Tu as déclaré : “Ma compréhension du langage biblique vient du rock ’n’ roll”. Une telle affirmation n’est-elle pas étrange de la part d’un Irlandais ? Une sorte de blasphème ?

Ce n’est pas si étrange si tu réalises qu’on n’enseigne pas la Bible aux catholiques Irlandais, que ce soit sous l’angle littéraire ou doctrinal. Pendant très longtemps, le clergé Irlandais a fait office d’intermédiaire, interprétant, trahissant les histoires bibliques et les transmettant aux paysans, pour leur “bien”. Tu n’étais pas encouragé à remettre en cause leurs enseignements ou à étudier la Bible par toi-même. La doctrine catholique est plutôt limitée, elle ne va pas beaucoup au-delà des quatre évangiles et des épîtres, qui sont très beaux, mais souvent interprétés d’une façon trop évidente, littérale. J’ai découvert l’Ancien Testament à travers le gospel et le blues, Hank Williams, Johnny Cash et Flannery O’Connor. Le langage biblique est particulièrement puissant. C’est comme du Melville, du Shakespeare, ou du Cormac McCarthy.

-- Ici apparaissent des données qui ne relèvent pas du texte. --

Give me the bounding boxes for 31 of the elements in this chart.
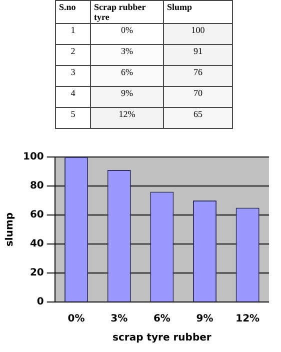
y-tick-label: 0 <box>36 296 44 308</box>
x-tick-label: 6% <box>153 314 170 325</box>
x-tick-label: 3% <box>110 314 128 325</box>
y-axis-title: slump <box>4 212 16 247</box>
x-axis-title: scrap tyre rubber <box>112 332 212 344</box>
data-label: 3% <box>90 44 164 66</box>
y-tick-label: 1 <box>56 24 90 44</box>
data-label: 100 <box>164 24 232 44</box>
x-tick-label: 0% <box>68 314 85 325</box>
y-tick-label: 5 <box>56 108 90 128</box>
data-label: 0% <box>90 24 164 44</box>
data-label: 65 <box>164 108 232 128</box>
data-label: 76 <box>164 66 232 86</box>
data-label: 6% <box>90 66 164 86</box>
x-tick-label: Slump <box>164 0 232 24</box>
y-tick-label: 3 <box>56 66 90 86</box>
x-tick-label: 12% <box>236 314 260 325</box>
y-axis-title: S.no <box>56 0 90 24</box>
y-tick-label: 80 <box>30 180 44 192</box>
y-tick-label: 60 <box>30 210 44 221</box>
y-tick-label: 20 <box>30 268 44 279</box>
y-tick-label: 100 <box>23 152 44 163</box>
data-label: 9% <box>90 86 164 108</box>
y-tick-label: 4 <box>56 86 90 108</box>
y-tick-label: 40 <box>30 238 44 250</box>
data-label: 12% <box>90 108 164 128</box>
data-label: 70 <box>164 86 232 108</box>
data-label: 91 <box>164 44 232 66</box>
y-tick-label: 2 <box>56 44 90 66</box>
x-tick-label: 9% <box>196 314 214 325</box>
x-tick-label: Scrap rubber tyre <box>90 0 164 24</box>
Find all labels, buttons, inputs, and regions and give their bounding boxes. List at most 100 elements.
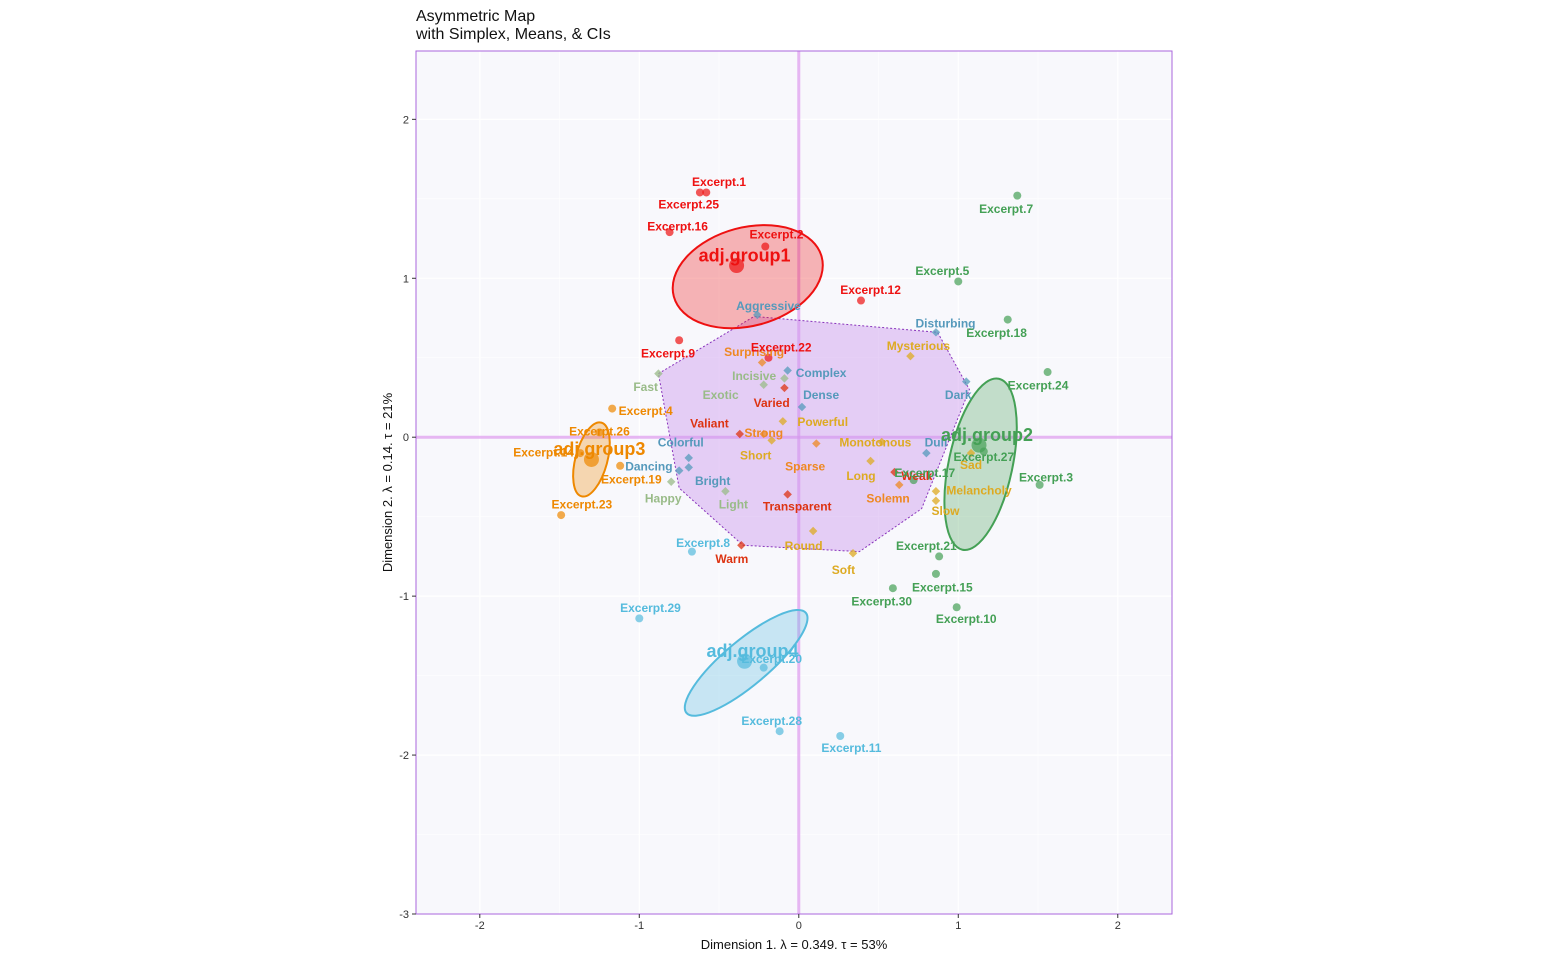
excerpt-point (761, 242, 770, 251)
excerpt-point (595, 428, 604, 437)
adjective-label: Long (846, 469, 875, 483)
excerpt-point (1003, 315, 1012, 324)
adjective-point (931, 328, 941, 337)
adjective-label: Melancholy (946, 483, 1012, 497)
x-tick-label: 0 (796, 920, 802, 932)
adjective-label: Varied (754, 396, 790, 410)
confidence-ellipse-adj-group2 (943, 377, 1018, 551)
excerpt-label: Excerpt.5 (915, 264, 969, 278)
adjective-point (753, 310, 762, 320)
excerpt-point (675, 336, 684, 345)
adjective-point (767, 436, 776, 445)
x-axis-title: Dimension 1. λ = 0.349. τ = 53% (701, 937, 888, 952)
excerpt-point (775, 727, 784, 736)
excerpt-point (616, 461, 625, 470)
excerpt-point (557, 511, 566, 520)
x-tick-label: 2 (1115, 920, 1121, 932)
panel-background (416, 51, 1172, 914)
excerpt-label: Excerpt.27 (953, 450, 1014, 464)
adjective-point (721, 486, 730, 496)
adjective-label: Dark (945, 388, 972, 402)
adjective-label: Dense (803, 388, 839, 402)
adjective-label: Slow (932, 504, 961, 518)
adjective-point (757, 358, 767, 367)
y-tick-label: -1 (399, 591, 409, 603)
excerpt-label: Excerpt.16 (647, 220, 708, 234)
excerpt-label: Excerpt.18 (966, 326, 1027, 340)
excerpt-label: Excerpt.22 (751, 340, 812, 354)
excerpt-label: Excerpt.2 (749, 228, 803, 242)
adjective-point (780, 374, 789, 383)
adjective-point (654, 369, 663, 378)
y-tick-label: -3 (399, 909, 409, 921)
group-mean-point (737, 653, 753, 669)
excerpt-label: Excerpt.20 (741, 652, 802, 666)
adjective-label: Light (719, 498, 748, 512)
adjective-label: Warm (715, 552, 748, 566)
adjective-point (759, 429, 768, 439)
excerpt-label: Excerpt.7 (979, 202, 1033, 216)
y-tick-label: 0 (403, 432, 409, 444)
excerpt-point (856, 296, 865, 305)
excerpt-point (954, 277, 963, 286)
excerpt-point (695, 188, 704, 197)
adjective-point (848, 548, 858, 558)
y-tick-label: 1 (403, 273, 409, 285)
excerpt-point (702, 188, 711, 197)
y-tick-label: 2 (403, 114, 409, 126)
excerpt-label: Excerpt.10 (936, 612, 997, 626)
excerpt-label: Excerpt.24 (1008, 379, 1069, 393)
excerpt-point (759, 663, 768, 672)
adjective-label: Short (740, 448, 771, 462)
adjective-label: Solemn (866, 491, 909, 505)
adjective-label: Dancing (625, 460, 672, 474)
excerpt-point (576, 449, 585, 458)
adjective-point (906, 351, 915, 361)
y-axis-title: Dimension 2. λ = 0.14. τ = 21% (380, 392, 395, 572)
excerpt-point (665, 228, 674, 237)
adjective-label: Weak (901, 469, 932, 483)
excerpt-label: Excerpt.8 (676, 536, 730, 550)
adjective-label: Powerful (797, 415, 848, 429)
adjective-label: Surprising (724, 345, 784, 359)
adjective-label: Strong (744, 426, 783, 440)
x-tick-label: 1 (955, 920, 961, 932)
adjective-label: Transparent (763, 499, 832, 513)
excerpt-label: Excerpt.9 (641, 347, 695, 361)
panel-border (415, 50, 1173, 915)
adjective-label: Soft (832, 563, 855, 577)
excerpt-point (836, 731, 845, 740)
adjective-label: Round (785, 539, 823, 553)
adjective-point (922, 448, 931, 458)
adjective-point (966, 448, 976, 458)
excerpt-point (764, 353, 773, 362)
excerpt-label: Excerpt.30 (851, 595, 912, 609)
excerpt-label: Excerpt.14 (513, 445, 574, 459)
adjective-point (780, 383, 789, 393)
adjective-point (797, 402, 807, 412)
x-tick-label: -1 (634, 920, 644, 932)
confidence-ellipse-adj-group1 (671, 224, 824, 330)
excerpt-point (1035, 480, 1044, 489)
adjective-label: Exotic (703, 388, 739, 402)
excerpt-label: Excerpt.23 (552, 498, 613, 512)
x-tick-label: -2 (475, 920, 485, 932)
excerpt-label: Excerpt.26 (569, 425, 630, 439)
group-label: adj.group4 (707, 641, 799, 661)
excerpt-point (931, 569, 940, 578)
adjective-label: Colorful (658, 436, 704, 450)
adjective-point (931, 486, 941, 496)
excerpt-label: Excerpt.28 (741, 714, 802, 728)
adjective-label: Monotonous (839, 436, 911, 450)
adjective-label: Bright (695, 474, 730, 488)
adjective-point (735, 429, 745, 439)
excerpt-point (952, 603, 961, 612)
excerpt-point (909, 476, 918, 485)
excerpt-label: Excerpt.3 (1019, 471, 1073, 485)
excerpt-point (888, 584, 897, 593)
excerpt-point (608, 404, 617, 413)
chart-subtitle: with Simplex, Means, & CIs (416, 26, 611, 43)
excerpt-label: Excerpt.21 (896, 539, 957, 553)
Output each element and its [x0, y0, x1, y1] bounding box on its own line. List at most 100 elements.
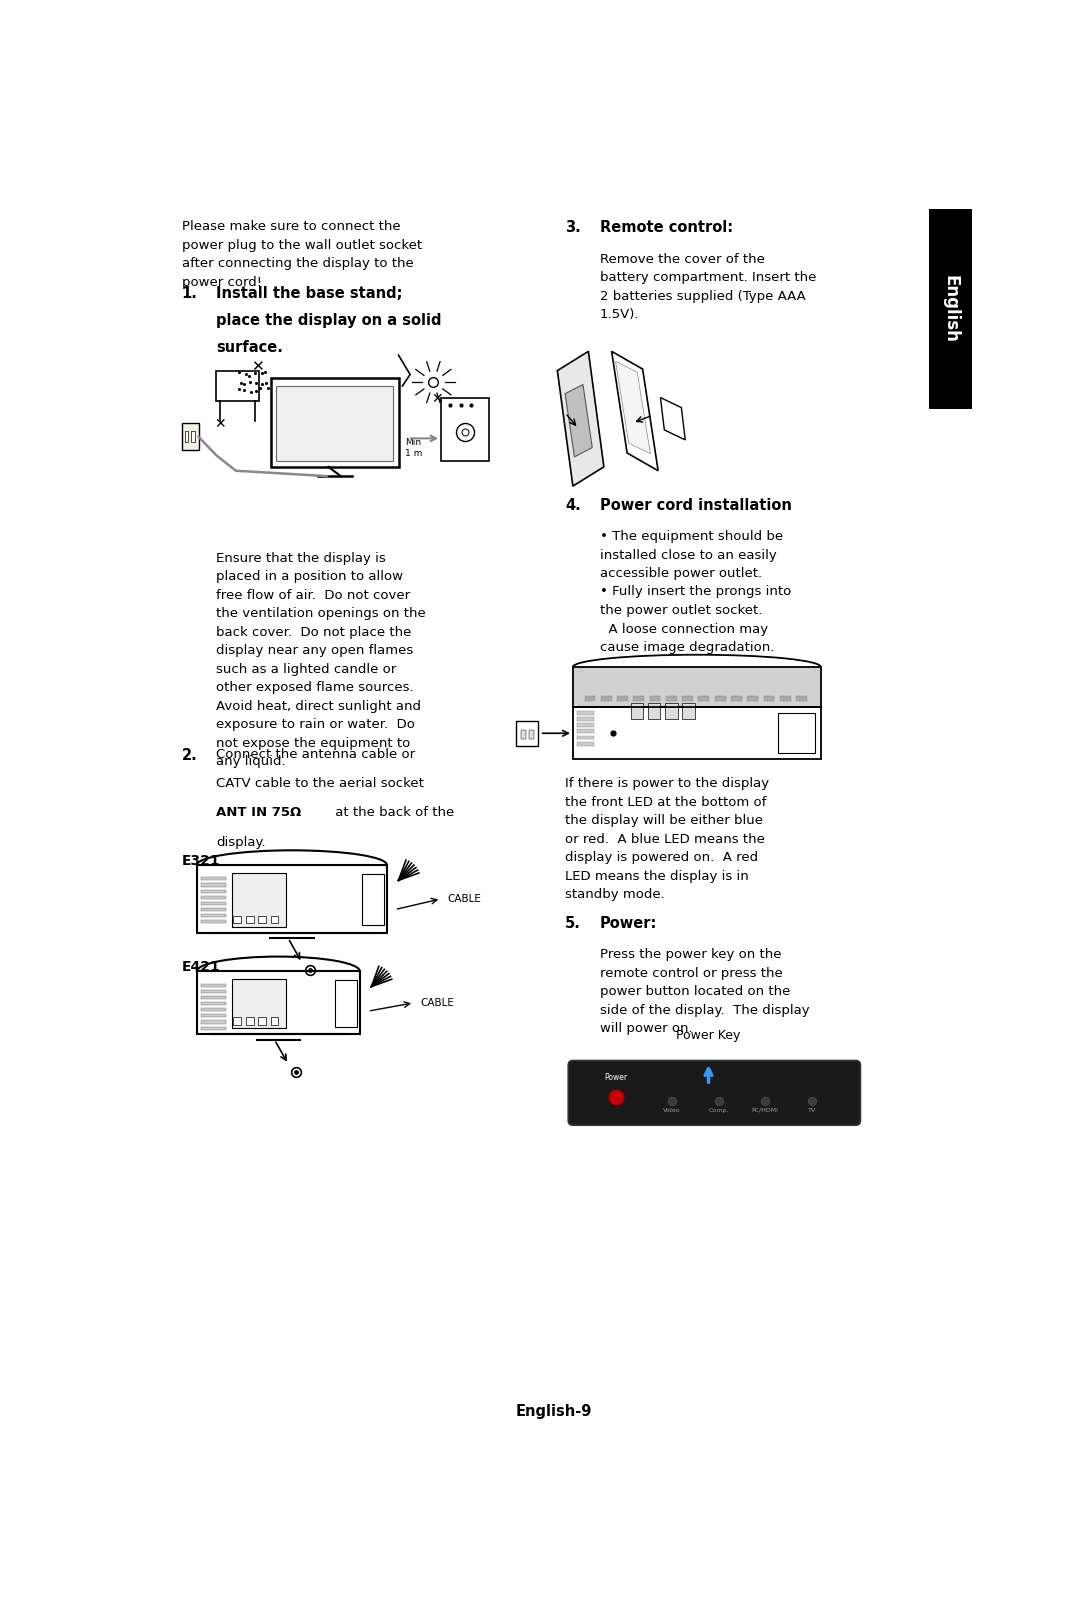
Bar [699, 696, 710, 701]
Bar [362, 874, 383, 924]
Text: Power Key: Power Key [676, 1030, 741, 1043]
Bar [600, 696, 611, 701]
Text: Please make sure to connect the
power plug to the wall outlet socket
after conne: Please make sure to connect the power pl… [181, 220, 421, 288]
Polygon shape [557, 351, 604, 486]
Text: CABLE: CABLE [420, 997, 454, 1007]
Text: Press the power key on the
remote control or press the
power button located on t: Press the power key on the remote contro… [600, 949, 810, 1035]
Bar [258, 1017, 266, 1025]
Bar [233, 916, 241, 923]
Bar [201, 1020, 226, 1023]
Text: Install the base stand;: Install the base stand; [216, 287, 403, 301]
Bar [649, 696, 661, 701]
Bar [191, 431, 194, 442]
Bar [201, 915, 226, 918]
Text: Comp.: Comp. [708, 1107, 729, 1112]
Bar [617, 696, 627, 701]
Polygon shape [616, 361, 650, 453]
Bar [246, 1017, 254, 1025]
Text: at the back of the: at the back of the [332, 806, 455, 819]
Polygon shape [611, 351, 658, 471]
Bar [185, 431, 189, 442]
Bar [258, 916, 266, 923]
Bar [665, 703, 677, 719]
Text: English: English [942, 275, 960, 343]
Bar [648, 703, 661, 719]
Bar [201, 989, 226, 992]
Bar [441, 398, 489, 461]
Bar [335, 981, 356, 1026]
Text: Remove the cover of the
battery compartment. Insert the
2 batteries supplied (Ty: Remove the cover of the battery compartm… [600, 253, 816, 321]
Text: Video: Video [663, 1107, 680, 1112]
Bar [201, 1002, 226, 1005]
Text: ANT IN 75Ω: ANT IN 75Ω [216, 806, 301, 819]
Bar [577, 711, 594, 716]
Text: • The equipment should be
installed close to an easily
accessible power outlet.
: • The equipment should be installed clos… [600, 529, 792, 654]
Bar [201, 895, 226, 899]
Bar [631, 703, 644, 719]
Bar [216, 371, 259, 402]
Bar [666, 696, 677, 701]
Bar [577, 730, 594, 733]
Bar [201, 908, 226, 911]
Bar [930, 209, 972, 410]
Bar [201, 1015, 226, 1017]
Text: surface.: surface. [216, 340, 283, 355]
Bar [779, 714, 815, 753]
Text: 4.: 4. [565, 497, 581, 513]
Bar [747, 696, 758, 701]
Text: place the display on a solid: place the display on a solid [216, 312, 442, 329]
Bar [181, 423, 199, 450]
Bar [577, 717, 594, 720]
Bar [201, 877, 226, 881]
Bar [796, 696, 807, 701]
Bar [577, 724, 594, 727]
Bar [683, 696, 693, 701]
Bar [246, 916, 254, 923]
Bar [201, 996, 226, 999]
Text: ✕: ✕ [215, 418, 226, 432]
Text: CABLE: CABLE [447, 894, 482, 903]
Bar [201, 902, 226, 905]
Polygon shape [565, 384, 592, 457]
Bar [276, 385, 393, 461]
Bar [521, 730, 526, 740]
Text: ✕: ✕ [251, 359, 264, 374]
Text: PC/HDMI: PC/HDMI [752, 1107, 779, 1112]
Bar [197, 971, 360, 1035]
Polygon shape [661, 398, 685, 440]
Text: Remote control:: Remote control: [600, 220, 733, 235]
Bar [683, 703, 694, 719]
Bar [529, 730, 535, 740]
Bar [584, 696, 595, 701]
Text: Power cord installation: Power cord installation [600, 497, 792, 513]
Text: 3.: 3. [565, 220, 581, 235]
Bar [201, 983, 226, 986]
Bar [572, 708, 821, 759]
Bar [516, 720, 538, 746]
FancyBboxPatch shape [568, 1060, 861, 1125]
Text: 5.: 5. [565, 916, 581, 931]
Bar [715, 696, 726, 701]
Bar [764, 696, 774, 701]
Text: Min
1 m: Min 1 m [405, 439, 422, 458]
Text: display.: display. [216, 835, 266, 848]
Bar [201, 889, 226, 892]
Text: If there is power to the display
the front LED at the bottom of
the display will: If there is power to the display the fro… [565, 777, 769, 902]
Text: ✕: ✕ [431, 392, 443, 406]
Text: CATV cable to the aerial socket: CATV cable to the aerial socket [216, 777, 424, 790]
Text: E421: E421 [181, 960, 220, 973]
Bar [577, 735, 594, 740]
Text: TV: TV [808, 1107, 815, 1112]
Text: Ensure that the display is
placed in a position to allow
free flow of air.  Do n: Ensure that the display is placed in a p… [216, 552, 427, 767]
Bar [731, 696, 742, 701]
Bar [201, 920, 226, 923]
Bar [232, 979, 286, 1028]
Bar [633, 696, 644, 701]
Bar [197, 865, 387, 933]
Bar [271, 916, 279, 923]
Bar [201, 1026, 226, 1030]
Bar [232, 873, 286, 926]
Text: Connect the antenna cable or: Connect the antenna cable or [216, 748, 416, 761]
Bar [271, 1017, 279, 1025]
Text: Power: Power [604, 1073, 627, 1081]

“John the Revelator” est une chanson traditionnelle américaine de gospel-blues. Elvis, Jerry Lee Lewis, Johnny Cash sont omniprésents dans La rivière d’Enoch O’Reilly. Est-ce ce mélange de rock’n’ roll et de religion qui a façonné ton style d’écriture si particulier, si musical ?

Le rock ‘n’ roll vient du blues et du gospel. Si tu regardes James Brown ou Jerry Lee Lewis, Bruce Springsteen ou Nick Cave, ils perpétuent consciemment l’attitude traditionnelle des prédicateurs évangélistes. Certains de mes livres préférés sur la musique soulignent parfaitement cette espèce de ferveur fondamentaliste qui existe dans le rock. Cette thèse est très présente dans les bouquins de Lester Bangs ou Nick Tosches, par exemple. Sous de nombreux aspects, j’imagine que mes livres parlent principalement de musique.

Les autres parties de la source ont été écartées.